If I recall correctly, we had found that using gradient vector direction 
changes to relax (the original implementation) was causing divergence in 
our application. If the function has more than 1 direction, there is the 
question of what constitutes a significant change in gradient direction. 

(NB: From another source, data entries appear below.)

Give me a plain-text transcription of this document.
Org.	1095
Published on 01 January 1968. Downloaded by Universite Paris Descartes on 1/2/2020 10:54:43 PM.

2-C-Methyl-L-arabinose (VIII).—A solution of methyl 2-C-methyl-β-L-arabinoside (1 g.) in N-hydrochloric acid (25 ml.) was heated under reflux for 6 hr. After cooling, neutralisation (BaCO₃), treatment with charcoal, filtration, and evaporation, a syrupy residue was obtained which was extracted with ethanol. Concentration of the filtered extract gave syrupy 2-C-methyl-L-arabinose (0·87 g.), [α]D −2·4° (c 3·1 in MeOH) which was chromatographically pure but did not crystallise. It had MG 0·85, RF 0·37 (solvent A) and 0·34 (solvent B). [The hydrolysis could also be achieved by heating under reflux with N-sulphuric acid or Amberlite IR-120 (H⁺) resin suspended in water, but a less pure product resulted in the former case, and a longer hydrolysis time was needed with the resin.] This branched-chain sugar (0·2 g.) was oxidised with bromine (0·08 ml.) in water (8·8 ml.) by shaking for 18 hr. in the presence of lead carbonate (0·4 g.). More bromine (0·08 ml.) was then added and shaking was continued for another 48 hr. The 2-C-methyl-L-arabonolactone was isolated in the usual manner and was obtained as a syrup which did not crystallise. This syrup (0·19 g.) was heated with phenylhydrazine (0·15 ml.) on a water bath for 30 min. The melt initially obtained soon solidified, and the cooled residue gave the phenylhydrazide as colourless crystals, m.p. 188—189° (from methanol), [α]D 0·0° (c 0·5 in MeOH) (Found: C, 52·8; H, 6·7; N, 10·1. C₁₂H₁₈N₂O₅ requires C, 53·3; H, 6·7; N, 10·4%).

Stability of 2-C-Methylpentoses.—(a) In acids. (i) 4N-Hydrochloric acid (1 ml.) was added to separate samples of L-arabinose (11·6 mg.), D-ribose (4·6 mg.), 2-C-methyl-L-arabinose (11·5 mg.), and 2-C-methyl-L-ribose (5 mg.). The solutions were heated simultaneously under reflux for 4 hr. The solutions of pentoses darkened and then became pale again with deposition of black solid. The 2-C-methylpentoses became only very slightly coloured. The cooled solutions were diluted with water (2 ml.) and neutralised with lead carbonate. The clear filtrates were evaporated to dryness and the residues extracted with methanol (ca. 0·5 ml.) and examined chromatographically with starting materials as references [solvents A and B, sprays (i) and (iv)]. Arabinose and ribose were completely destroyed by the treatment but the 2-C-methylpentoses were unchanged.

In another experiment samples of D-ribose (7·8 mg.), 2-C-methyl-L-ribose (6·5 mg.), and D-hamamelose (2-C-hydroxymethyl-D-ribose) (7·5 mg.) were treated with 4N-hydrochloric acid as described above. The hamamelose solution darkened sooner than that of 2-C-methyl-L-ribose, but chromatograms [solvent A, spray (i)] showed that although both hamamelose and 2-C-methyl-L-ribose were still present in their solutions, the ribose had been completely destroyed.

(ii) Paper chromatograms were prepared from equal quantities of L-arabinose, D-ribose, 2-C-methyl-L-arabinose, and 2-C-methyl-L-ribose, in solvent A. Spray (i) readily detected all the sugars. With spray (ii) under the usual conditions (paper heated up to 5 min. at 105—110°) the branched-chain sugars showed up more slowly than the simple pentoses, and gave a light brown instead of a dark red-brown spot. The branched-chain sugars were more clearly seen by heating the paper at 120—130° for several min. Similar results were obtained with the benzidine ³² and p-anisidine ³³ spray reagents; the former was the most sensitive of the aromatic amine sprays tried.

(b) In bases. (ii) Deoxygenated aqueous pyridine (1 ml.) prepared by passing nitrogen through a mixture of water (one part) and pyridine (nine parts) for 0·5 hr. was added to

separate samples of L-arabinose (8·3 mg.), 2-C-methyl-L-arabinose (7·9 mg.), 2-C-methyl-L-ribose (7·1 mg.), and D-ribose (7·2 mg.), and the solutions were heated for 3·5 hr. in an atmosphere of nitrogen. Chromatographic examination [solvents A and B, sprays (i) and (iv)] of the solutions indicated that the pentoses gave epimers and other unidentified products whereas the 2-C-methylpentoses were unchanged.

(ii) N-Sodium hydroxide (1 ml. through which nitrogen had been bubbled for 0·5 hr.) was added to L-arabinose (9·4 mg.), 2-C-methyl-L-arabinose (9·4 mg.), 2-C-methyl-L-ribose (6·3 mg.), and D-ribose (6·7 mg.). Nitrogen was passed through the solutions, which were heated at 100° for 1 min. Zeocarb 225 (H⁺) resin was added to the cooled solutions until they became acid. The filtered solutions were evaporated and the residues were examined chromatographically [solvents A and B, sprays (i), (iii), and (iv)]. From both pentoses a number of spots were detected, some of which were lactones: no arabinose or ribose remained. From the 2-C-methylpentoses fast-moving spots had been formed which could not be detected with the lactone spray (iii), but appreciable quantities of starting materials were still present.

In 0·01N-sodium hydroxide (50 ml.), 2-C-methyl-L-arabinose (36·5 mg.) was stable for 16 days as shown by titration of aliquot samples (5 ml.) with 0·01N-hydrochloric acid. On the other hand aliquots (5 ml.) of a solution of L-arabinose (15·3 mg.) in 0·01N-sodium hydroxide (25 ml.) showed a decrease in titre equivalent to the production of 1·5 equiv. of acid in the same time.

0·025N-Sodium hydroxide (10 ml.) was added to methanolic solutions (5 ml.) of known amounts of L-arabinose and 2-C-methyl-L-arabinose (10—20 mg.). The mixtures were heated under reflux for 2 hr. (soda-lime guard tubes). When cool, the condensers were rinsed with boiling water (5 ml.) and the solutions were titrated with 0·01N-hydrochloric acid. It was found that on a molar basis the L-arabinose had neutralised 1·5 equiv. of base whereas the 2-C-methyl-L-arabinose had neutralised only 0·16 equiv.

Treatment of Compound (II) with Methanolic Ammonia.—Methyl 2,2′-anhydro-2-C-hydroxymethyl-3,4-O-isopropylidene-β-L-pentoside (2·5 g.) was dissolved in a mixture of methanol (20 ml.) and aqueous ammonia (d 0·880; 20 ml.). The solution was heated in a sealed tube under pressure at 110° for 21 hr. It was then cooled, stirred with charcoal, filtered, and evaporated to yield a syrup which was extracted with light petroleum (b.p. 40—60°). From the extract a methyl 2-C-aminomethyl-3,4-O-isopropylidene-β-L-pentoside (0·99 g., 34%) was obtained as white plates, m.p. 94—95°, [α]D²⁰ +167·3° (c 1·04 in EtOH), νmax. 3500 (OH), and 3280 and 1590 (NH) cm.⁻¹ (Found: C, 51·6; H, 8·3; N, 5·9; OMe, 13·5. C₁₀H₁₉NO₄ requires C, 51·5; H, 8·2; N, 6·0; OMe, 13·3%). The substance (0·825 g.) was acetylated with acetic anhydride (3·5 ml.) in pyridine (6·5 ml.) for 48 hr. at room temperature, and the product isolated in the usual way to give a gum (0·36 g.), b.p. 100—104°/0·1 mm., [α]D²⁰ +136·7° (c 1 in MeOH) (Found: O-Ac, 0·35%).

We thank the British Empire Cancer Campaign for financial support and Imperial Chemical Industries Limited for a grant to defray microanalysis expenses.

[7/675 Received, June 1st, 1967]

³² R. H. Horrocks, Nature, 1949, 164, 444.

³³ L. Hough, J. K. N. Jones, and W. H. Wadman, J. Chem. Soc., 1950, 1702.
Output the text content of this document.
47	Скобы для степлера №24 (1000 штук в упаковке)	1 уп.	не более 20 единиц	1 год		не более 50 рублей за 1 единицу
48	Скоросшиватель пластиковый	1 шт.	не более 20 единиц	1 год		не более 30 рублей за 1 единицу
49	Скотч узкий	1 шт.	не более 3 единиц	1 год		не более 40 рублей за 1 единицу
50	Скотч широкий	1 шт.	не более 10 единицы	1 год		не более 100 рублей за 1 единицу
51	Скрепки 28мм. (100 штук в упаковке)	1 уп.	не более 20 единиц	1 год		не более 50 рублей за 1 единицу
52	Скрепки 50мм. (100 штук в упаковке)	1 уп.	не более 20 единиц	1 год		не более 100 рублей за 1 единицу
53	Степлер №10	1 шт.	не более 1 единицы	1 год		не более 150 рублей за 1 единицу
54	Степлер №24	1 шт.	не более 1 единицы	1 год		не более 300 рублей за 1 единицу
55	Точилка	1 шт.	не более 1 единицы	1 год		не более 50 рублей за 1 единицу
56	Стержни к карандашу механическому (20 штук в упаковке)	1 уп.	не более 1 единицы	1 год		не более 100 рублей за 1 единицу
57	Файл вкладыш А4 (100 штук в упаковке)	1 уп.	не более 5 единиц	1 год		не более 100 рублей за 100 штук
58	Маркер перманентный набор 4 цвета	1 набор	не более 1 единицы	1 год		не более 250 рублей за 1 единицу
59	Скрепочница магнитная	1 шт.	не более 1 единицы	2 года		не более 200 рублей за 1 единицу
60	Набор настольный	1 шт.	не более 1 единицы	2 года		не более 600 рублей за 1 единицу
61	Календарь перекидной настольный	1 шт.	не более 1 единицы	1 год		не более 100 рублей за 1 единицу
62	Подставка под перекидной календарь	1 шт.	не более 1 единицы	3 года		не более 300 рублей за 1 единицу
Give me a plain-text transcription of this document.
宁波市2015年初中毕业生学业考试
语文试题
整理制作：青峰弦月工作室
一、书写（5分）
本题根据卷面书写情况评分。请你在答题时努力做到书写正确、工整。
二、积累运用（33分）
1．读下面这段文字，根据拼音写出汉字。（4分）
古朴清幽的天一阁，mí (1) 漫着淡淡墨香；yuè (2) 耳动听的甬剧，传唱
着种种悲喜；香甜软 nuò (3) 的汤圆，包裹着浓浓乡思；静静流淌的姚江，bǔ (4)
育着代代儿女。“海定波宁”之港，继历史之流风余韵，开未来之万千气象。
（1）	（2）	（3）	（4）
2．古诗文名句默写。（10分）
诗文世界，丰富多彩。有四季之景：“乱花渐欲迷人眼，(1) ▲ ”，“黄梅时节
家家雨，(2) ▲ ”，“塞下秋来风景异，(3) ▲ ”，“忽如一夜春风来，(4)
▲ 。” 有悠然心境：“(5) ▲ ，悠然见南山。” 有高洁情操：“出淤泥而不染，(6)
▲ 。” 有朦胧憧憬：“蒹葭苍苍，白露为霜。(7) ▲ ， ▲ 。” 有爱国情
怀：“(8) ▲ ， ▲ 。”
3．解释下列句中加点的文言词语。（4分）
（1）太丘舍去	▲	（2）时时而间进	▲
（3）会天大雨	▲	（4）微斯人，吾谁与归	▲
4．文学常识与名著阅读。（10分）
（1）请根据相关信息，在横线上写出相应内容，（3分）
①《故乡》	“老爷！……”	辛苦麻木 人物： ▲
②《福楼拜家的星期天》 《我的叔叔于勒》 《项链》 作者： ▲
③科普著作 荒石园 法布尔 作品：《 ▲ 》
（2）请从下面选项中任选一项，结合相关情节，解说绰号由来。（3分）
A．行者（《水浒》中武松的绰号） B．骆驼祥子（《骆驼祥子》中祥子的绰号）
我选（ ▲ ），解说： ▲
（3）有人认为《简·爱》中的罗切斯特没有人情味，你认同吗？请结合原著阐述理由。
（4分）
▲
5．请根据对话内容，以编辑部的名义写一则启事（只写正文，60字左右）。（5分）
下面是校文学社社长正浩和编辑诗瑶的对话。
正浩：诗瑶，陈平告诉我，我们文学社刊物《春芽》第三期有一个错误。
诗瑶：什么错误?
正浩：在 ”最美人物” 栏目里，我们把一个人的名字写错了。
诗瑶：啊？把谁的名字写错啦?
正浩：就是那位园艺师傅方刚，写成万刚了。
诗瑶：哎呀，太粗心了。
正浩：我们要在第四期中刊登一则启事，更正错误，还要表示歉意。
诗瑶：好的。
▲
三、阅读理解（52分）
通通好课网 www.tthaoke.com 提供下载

I believe that evaluating the function itself (if possible) and relaxing 
whenever that increases is a more robust strategy.

Tolga

Paul Koshevoy wrote:
> Miller, James V (GE, Research) wrote:
>   
>> Luis,
>>  
>> I think Paul Koshevoy and Tolga Tasdizen have some recommended changes
>> to one of the gradient descent optimizers.  I don't recall the
>> specifics but I believe it had something to do with checking the value
>> of the cost function before making a step.  Perhaps they can chime in
>> here.
>>  
>> Jim
>>     
> Hi Jim,
>
> Tolga had found the problem in the relaxation criteria implemented in
> itk::RegularStegGradientDescentOptimizer -- the current implementation
> depends on detecting function derivative direction change, which may
> step out of the minima basin. The change we've implemented was to look
> at the function value change instead, and relax when the value starts to
> increase again.
>
> I've attached our version of the optimizer so you can take a look. I've
> only used this for function minimization, the code will probably have to
> be fixed to support maximization.
>
>     Paul.
>
>   
> ------------------------------------------------------------------------
>
> /*=========================================================================
>
>   Program:   Insight Segmentation & Registration Toolkit
>   Module:    $RCSfile: itkRegularStepGradientDescentOptimizer2.cxx,v $
>   Language:  C++
>   Date:      $Date: 2005/03/11 23:05:33 $
>   Version:   $Revision: 1.19 $
>
>   Copyright (c) Insight Software Consortium. All rights reserved.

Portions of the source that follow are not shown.